Starte mit Fragen statt mit Formaten
Viele Selbstständige haben mehr Wissen, als sie in einem Monat zeigen können. Trotzdem beginnt die Content-Planung oft mit der falschen Frage: Was poste ich diese Woche? Besser ist: Welche Gedanken sollen Menschen nach dem Kontakt mit meinem Content klarer haben?
Notiere zuerst die Fragen, die dir in Gesprächen, Nachrichten oder Kennenlernterminen immer wieder begegnen. Ergänze anschließend Einwände, die Menschen noch zögern lassen. Als dritten Punkt sammelst du Beobachtungen aus deiner Arbeit. Daraus entstehen Themen, die nach dir klingen, statt austauschbar zu wirken.
Gib jedem Thema genau eine Aufgabe
Ein Thema kann Orientierung geben, Vertrauen aufbauen oder zu einer Anfrage führen. Vermische diese Aufgaben nicht in einem einzigen Beitrag. Wenn du erklärst, warum ein Content-Plan scheitert, gibst du Orientierung.
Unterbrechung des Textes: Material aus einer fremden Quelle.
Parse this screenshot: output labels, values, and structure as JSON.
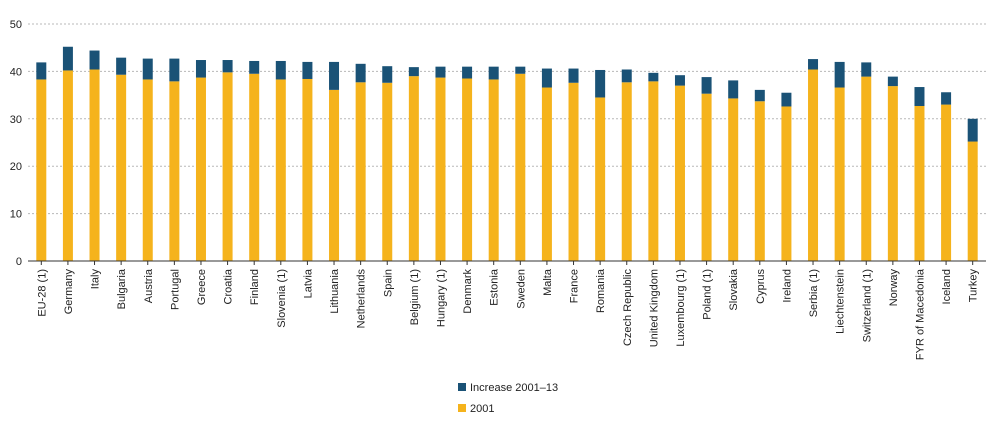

Wenn du zeigst, wie du aus einem Kundengespräch drei gute Themen ableitest, machst du deine Arbeitsweise sichtbar.
Schreibe vor dem Ausarbeiten einen Satz unter jedes Thema: Nach diesem Beitrag soll klar sein, dass … Dieser Satz wird dein Filter. Wenn ein Absatz nicht dabei hilft, darf er gehen.
Plane so, wie du wirklich arbeiten kannst
Ein guter Plan passt in deinen Alltag. Wähle einen festen Zeitpunkt für Themen, einen für die Ausarbeitung und einen für die Auswertung. Für viele Selbstständige reicht es, am Montag drei Themen festzulegen, an einem zweiten Termin zwei davon auszuarbeiten und am Freitag kurz festzuhalten, welche Fragen oder Reaktionen entstanden sind.
Das ist ein Rhythmus, kein enges Korsett. Wenn eine Kundin anruft oder ein Projekt Vorrang hat, verschiebst du einen Termin. Der Plan trägt trotzdem weiter.
Nutze KI erst nach deiner Entscheidung
Die KI hilft dir, aus einer klaren Notiz verschiedene Einstiege, Gliederungen oder Formate zu entwickeln. Gib ihr dafür nicht nur ein Stichwort. Sag ihr, für wen du schreibst, was nach dem Beitrag klar sein soll und welche Tonalität du nicht möchtest.
Dann wird sie zum Arbeitswerkzeug statt zum Zufallsgenerator. Deine Perspektive und deine Beispiele bleiben der Grund, warum Menschen deinen Content lesen.